そこで一歩引いて見た時に、果たしてAIの未来には、どんな世界が展開されるのでしょうか?「コンピュータを作った天才は、この現象をどう見ている?」「AIは、果たして人間の能力を超えられる?」という2点に絞って解説して参ります。
経営者の心を瞬時に掴み、これほど高揚させているAIを、あるひとりの天才の視点から俯瞰的に見つつ、これからのAIと社会の在り方について考えた時、人間の本質と底力が見えてきました。
連続45日勤務後の天才エンジニアが休日にしたこと
AIについて考えた時、今でも忘れられない光景が浮かびます。それは、2018年12月のこと。アップル創業者のひとりであり、アップルコンピュータを作った天才=スティーブ・ウォズアニック(以下、ウォズ)。世界に最も影響を与えたと言われるコンピュータ・エンジニアにしてアップル創業者のひとりである彼と、YouTube創始者のひとり=チャド・ハーリーを日本に招致して、東京と福岡で経営者向けの大型イベントが開催されたことがありました。私は、外国人ゲスト招聘の窓口をしていた関係で、ウォズとチャドへの単独インタビューの実施や、移動時間も含めて3日間一緒にいられるという非常にラッキーな立場にいました。当時、ウォズは67歳。福岡でのイベントが終わった時点で、中国から東京、そして福岡での仕事と、なんと連続45日勤務という激務のタイミングでした。普通の人なら、体力気力共に疲労困憊していて、仕事から一刻も早く解放されたいと思うはず。

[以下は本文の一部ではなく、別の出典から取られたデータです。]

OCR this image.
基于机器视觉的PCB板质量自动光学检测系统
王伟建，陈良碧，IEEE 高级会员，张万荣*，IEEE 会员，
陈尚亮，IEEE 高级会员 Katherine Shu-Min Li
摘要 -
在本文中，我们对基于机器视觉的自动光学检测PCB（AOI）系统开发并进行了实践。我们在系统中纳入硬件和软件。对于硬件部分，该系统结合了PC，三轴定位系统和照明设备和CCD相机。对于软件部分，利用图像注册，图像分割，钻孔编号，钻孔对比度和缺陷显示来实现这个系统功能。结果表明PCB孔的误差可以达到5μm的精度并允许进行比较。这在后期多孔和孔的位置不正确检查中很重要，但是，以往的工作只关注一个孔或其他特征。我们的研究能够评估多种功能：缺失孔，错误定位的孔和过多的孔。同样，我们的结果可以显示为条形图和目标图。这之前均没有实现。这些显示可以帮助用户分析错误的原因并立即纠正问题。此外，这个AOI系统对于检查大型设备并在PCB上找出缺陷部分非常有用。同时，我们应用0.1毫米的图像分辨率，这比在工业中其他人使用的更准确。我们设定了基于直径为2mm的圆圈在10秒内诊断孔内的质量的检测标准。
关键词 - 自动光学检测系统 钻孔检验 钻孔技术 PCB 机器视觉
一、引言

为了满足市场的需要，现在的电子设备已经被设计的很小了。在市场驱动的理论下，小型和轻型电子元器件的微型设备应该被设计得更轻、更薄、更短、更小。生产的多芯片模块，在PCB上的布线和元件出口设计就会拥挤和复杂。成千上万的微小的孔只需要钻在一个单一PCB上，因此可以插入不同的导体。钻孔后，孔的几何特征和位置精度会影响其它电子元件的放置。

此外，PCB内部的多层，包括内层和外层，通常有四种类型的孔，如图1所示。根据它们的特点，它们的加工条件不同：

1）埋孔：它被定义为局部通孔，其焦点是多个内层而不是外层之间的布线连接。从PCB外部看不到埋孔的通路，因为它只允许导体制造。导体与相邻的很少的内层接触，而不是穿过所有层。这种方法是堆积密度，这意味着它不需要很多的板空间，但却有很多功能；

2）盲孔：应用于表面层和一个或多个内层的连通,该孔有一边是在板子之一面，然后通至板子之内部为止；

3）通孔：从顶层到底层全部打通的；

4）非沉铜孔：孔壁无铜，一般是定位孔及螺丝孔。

ところがウォズは、期間中ずっと、私の前でコンピュータを触って仕事し続けていたのです。その前日に「明日は、46日振りのお休みだ〜」と言っていたのもかかわらず、楽しげにコンピュータを触っている彼の行動を目の当たりにして「この人は、本当にコンピュータが好きなんだな」と感動を覚えました。
「私はお金持ちになりたいわけではなくて、笑顔で幸せでいることが一番大切なんだよ」と言った言葉も印象的でした。そのようなウォズが、AIをどう見ているのか、どう考えているのかについて語ったお話を今回は共有させて頂きたいと思います。